The president of Radcliffe College, Matina Horner, recently remarked: "The 1980s is certainly going to be an age of second thoughts."

As the above quotations indicate, technical experts, even political leaders in their soberer moments, are already having "second thoughts." They have not yet, however, been able convincingly to convey these second thoughts to electorates and thus to make these new perspectives, as they should be, the centerpieces of the contemporary political process.

There seems no way short of catastrophe to prevent world population from exceeding 6 billion by the year 2000. There are, however, measures that could be taken to ensure that population is later stabilized at about 8 rather than 10 , 12, or 15 billion, which would constitute such an ecological burdenas to jeopardize all lilfe on the planet.

Similarly much could be done, nationally and internationally, to conserve nonrenewable natural resources like oil and to ensure their distribution at prices which are fair to both producer and consumer and which would prevent "things becoming dramatically worse" during this decade.

Much could be done to alleviate world hunger by substantially expanding food production in developing countries. Much could be done to limit the desertification of arable land, the diminishing of essential water supplies, and the destruction of forests.

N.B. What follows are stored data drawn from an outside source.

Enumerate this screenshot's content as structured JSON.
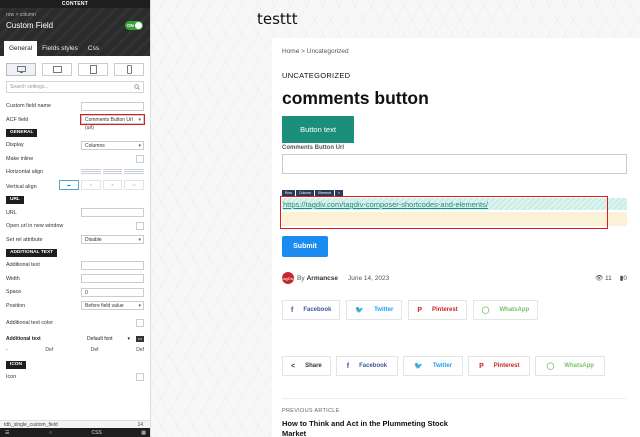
{
  "panel": {
    "top_label": "CONTENT",
    "breadcrumb": "row > column",
    "title": "Custom Field",
    "toggle": "ON",
    "tabs": [
      "General",
      "Fields styles",
      "Css"
    ],
    "search_placeholder": "Search settings...",
    "custom_field_name_label": "Custom field name",
    "acf_label": "ACF field",
    "acf_value": "Comments Button Url (url)",
    "sections": {
      "general": "GENERAL",
      "url": "URL",
      "additional_text": "ADDITIONAL TEXT",
      "icon": "ICON"
    },
    "display_label": "Display",
    "display_value": "Columns",
    "make_inline_label": "Make inline",
    "horizontal_align_label": "Horizontal align",
    "vertical_align_label": "Vertical align",
    "url_label": "URL",
    "open_new_window_label": "Open url in new window",
    "rel_label": "Set rel attribute",
    "rel_value": "Disable",
    "additional_text_label": "Additional text",
    "width_label": "Width",
    "space_label": "Space",
    "space_value": "0",
    "position_label": "Position",
    "position_value": "Before field value",
    "additional_text_color_label": "Additional text color",
    "font_label": "Additional text",
    "font_value": "Default font",
    "defaults": [
      "-",
      "Def",
      "Def",
      "Def"
    ],
    "icon_label": "Icon",
    "bottom_code": "tdb_single_custom_field",
    "bottom_num": "14",
    "footer_css": "CSS"
  },
  "page": {
    "site_title": "testtt",
    "breadcrumb": "Home  >  Uncategorized",
    "category": "UNCATEGORIZED",
    "title": "comments button",
    "button_text": "Button text",
    "comments_button_label": "Comments Button Url",
    "toolbar": [
      "Row",
      "Column",
      "Element",
      "×"
    ],
    "link_url": "https://tagdiv.com/tagdiv-composer-shortcodes-and-elements/",
    "submit": "Submit",
    "avatar_text": "tagDiv",
    "by": "By",
    "author": "Armancse",
    "date": "June 14, 2023",
    "views": "11",
    "comments": "0",
    "share_row1": [
      "Facebook",
      "Twitter",
      "Pinterest",
      "WhatsApp"
    ],
    "share_label": "Share",
    "share_row2": [
      "Facebook",
      "Twitter",
      "Pinterest",
      "WhatsApp"
    ],
    "previous_label": "PREVIOUS ARTICLE",
    "previous_title": "How to Think and Act in the Plummeting Stock Market"
  },
  "colors": {
    "accent_teal": "#1c8f7a",
    "submit_blue": "#1a8cf0",
    "highlight_red": "#e0191b",
    "panel_dark": "#1e1e1e"
  }
}
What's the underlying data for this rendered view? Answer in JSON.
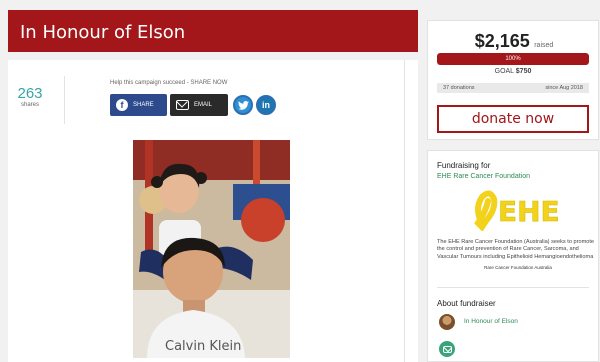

If all this is to happen, however, peoples and governments will have to concentrate far more of their attention on these issues and less on those sensational scenarious of power politics which drain away resources from essential needs to artificial demands generated by irrational passions and fears. The United States, for example, will have to recognize that its national security is better served by devoting at least .7 percent of its GNP to these international imperatives, as it long ago committed itself to do, rather than the paltry .2 percent it now grudgingly contributes.

The supposed requirements of "national defense," in its traditionally restricted sense, are likely by the year 2000 to be dwarfed by pressures on basic human needs for food, air, water, energy, and space. The next decade will be either one of a drastic reordering of man's priorities or one marking a significant decline in his ability to cope with the real world.